Are Company Takeovers Destroying Sustainability Initiatives?
Because executives want to keep their jobs and their reputations, a rising threat of a takeover creates massive panic in the boardroom. To defend themselves, managers often focus intensely on short-term financial metrics to make the company look as profitable and efficient as possible.
A fascinating 2026 study titled "Takeover Vulnerability and the Discipline of ESG Overinvestment" by researchers Abongeh Tunyi, Ruth O. Sagay, and Reon Matemane dives deep into this exact conflict. The study asks a critical question: Does vulnerability to corporate takeovers influence a firm's Environmental, Social, and Governance (ESG) decisions?
To understand how companies react under pressure, researchers looked at a massive dataset: 19,564 firm-year observations from 2,545 US-listed companies (NYSE and NASDAQ) spanning 25 years, from 1994 to 2019.
The researchers based their study on two major theories of business psychology:
Agency Theory: This theory suggests that managers are human and often act in their own self-interest. Because takeover threats threaten a manager's career, they become "myopic," meaning they focus obsessively on the short term. They will cut long-term investments—like R&D or ESG—just to boost short-term earnings and look competent to investors.
Resource Dependence Theory: This theory states that companies rely on outside resources (like capital and cash) to survive. When a takeover threat looms, financial uncertainty spikes. To survive, the company scales back on discretionary spending (things that are "nice to have" but not strictly required) to preserve cash.
ESG Practices Lose Out To Takeovers
When companies face high takeover threats, they systematically reduce their engagement in ESG initiatives compared to firms that are safe from takeovers. This makes sense. ESG requires a lot of discretionary spending, and the financial benefits of these projects often take years to materialize. When you might get fired next month, you don't care about a payoff that is five years away.
Companies that brag the loudest about their massive ESG initiatives might just be building up "ESG credit". The data shows these are the exact same companies that will secretly slash those budgets the moment Wall Street applies pressure.

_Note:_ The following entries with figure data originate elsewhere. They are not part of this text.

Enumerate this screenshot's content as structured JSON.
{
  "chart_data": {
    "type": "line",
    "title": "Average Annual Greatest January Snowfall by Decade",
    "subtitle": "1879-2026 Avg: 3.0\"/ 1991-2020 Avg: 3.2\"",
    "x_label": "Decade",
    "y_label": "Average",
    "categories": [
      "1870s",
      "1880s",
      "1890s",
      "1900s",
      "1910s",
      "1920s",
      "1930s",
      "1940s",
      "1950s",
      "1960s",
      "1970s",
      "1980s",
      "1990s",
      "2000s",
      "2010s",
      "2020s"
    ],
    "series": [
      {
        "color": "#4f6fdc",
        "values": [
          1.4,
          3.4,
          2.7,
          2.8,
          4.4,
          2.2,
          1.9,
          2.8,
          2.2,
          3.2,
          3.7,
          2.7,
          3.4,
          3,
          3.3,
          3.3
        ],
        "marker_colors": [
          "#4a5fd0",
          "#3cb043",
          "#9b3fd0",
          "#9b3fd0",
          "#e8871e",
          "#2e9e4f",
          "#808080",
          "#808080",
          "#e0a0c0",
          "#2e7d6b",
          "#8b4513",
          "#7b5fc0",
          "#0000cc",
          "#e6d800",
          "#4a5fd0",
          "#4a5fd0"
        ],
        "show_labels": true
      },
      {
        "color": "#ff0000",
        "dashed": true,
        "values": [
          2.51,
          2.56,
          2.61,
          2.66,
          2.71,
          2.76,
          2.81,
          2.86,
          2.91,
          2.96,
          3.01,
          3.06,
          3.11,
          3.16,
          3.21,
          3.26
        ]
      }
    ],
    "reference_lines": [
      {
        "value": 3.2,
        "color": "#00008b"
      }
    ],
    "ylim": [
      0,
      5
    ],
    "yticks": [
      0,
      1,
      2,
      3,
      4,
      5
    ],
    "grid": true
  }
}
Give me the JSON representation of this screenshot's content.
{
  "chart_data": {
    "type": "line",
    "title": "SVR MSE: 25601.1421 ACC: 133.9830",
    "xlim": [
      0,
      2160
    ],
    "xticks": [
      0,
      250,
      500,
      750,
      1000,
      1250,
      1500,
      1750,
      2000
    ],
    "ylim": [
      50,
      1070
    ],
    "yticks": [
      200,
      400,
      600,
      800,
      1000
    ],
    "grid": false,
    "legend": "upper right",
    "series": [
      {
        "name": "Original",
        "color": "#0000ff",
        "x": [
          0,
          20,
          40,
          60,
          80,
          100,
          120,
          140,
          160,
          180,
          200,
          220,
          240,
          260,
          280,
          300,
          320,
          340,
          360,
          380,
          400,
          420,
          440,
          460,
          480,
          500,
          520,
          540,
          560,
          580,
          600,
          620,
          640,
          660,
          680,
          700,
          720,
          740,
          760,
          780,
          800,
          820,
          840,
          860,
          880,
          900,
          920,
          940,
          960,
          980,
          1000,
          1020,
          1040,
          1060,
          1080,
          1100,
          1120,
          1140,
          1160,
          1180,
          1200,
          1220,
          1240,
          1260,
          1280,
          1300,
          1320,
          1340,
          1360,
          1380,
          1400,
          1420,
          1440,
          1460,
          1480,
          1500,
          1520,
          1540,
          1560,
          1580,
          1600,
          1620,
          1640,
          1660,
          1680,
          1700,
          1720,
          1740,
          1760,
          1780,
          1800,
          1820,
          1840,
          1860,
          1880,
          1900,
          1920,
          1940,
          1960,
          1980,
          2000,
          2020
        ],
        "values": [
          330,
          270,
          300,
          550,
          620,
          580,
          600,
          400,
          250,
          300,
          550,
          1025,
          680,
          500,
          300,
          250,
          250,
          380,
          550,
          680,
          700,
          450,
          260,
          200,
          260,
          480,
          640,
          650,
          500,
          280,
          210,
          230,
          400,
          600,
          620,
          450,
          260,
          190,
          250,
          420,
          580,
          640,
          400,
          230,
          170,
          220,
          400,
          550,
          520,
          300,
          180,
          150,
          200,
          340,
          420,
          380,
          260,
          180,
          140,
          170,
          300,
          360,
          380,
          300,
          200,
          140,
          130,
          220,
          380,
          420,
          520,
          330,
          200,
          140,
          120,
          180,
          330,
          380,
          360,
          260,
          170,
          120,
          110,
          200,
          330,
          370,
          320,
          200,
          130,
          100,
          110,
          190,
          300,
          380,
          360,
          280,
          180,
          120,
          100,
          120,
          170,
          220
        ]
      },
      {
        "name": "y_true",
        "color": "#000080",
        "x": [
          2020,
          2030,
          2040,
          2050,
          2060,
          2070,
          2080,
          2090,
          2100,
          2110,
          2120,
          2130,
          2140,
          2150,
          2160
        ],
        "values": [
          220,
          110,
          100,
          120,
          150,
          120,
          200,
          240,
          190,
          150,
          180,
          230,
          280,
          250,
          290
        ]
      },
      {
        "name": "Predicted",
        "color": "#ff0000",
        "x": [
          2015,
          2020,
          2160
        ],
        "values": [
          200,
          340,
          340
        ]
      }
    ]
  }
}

“As a firm's vulnerability to a takeover bid increases, its ESG performance declines in the following year.”
For every unit increase in a company's vulnerability to a takeover, the decrease in the Social pillar is more than twice as much (-3.060 units) compared to the Environmental pillar (-1.267 units) or the Governance pillar (-1.553 units).
Social initiatives, like community building and employee diversity programs, are heavily focused on the long-term. When external pressure mounts, these long-term community investments are usually the first items thrown overboard to keep the ship afloat.
One of the most fascinating concepts in the study is the idea of ESG Overinvestment and ESG Credit.
Some companies spend a lot on ESG—more than what is expected for a company of their size and industry. Sometimes, this is just a CEO pursuing pet projects to boost their own personal reputation, which the study refers to as "agency-driven private benefits or symbolic behaviour".
When these companies sustain high ESG investments over time, they build up what researchers call "ESG credit"—a stockpile of reputational capital and stakeholder goodwill. It's basically an insurance policy made of good vibes.
Who Cuts Back On ESG The Most?
The study found a very interesting dynamic: The negative effect of takeover vulnerability on ESG engagement is much stronger among firms that have previously overinvested in ESG.
If a company is already doing the bare minimum to obey the law, they can't cut much without getting sued. But if they are overinvesting, they have plenty of "fat" to trim.
Because they have built up "ESG credit" over the years, they can quietly slash their ESG budgets without immediately losing the public's trust or triggering a backlash.
Cutting back on excessive ESG spending actually makes the CEO look incredibly disciplined to Wall Street investors. It shows the market that the managers are cutting wasteful spending and focusing purely on shareholder value, which helps deter the takeover.
Strong governance mechanisms can act like a shield for valuable ESG projects. The researchers found that the tendency to slash ESG is significantly weaker in firms led by highly capable managers and those backed by large institutional investors (like huge mutual funds).
Great managers and active, large investors know the difference between "fluff" ESG (projects done just for good PR) and "strategic" ESG (projects that actually lower risk and make the company stronger in the long run). When a takeover threat hits, these high-ability leaders don't just panic and cut everything. Instead, they strategically trim the low-value fluff while protecting the ESG programs that truly add to the company's value.
When a CEO has massive power over their Board of Directors, they are much more likely to panic and cut long-term projects to save their own job. The study found that ESG cuts are significantly deeper when CEOs exert stronger control over the board.
The study noted an interesting demographic trend based on prior research, which suggests female directors and executives tend to be more risk-averse and conservative in corporate decision-making. In high-stakes takeover environments, this risk-aversion heightens the pressure to show pure financial discipline. As a result, firms led by a female CEO, or firms with a critical mass of female directors, actually reduce ESG spending more aggressively in response to takeover threats. This is surprising as Boards with more women tend to invest more in ESG initiatives.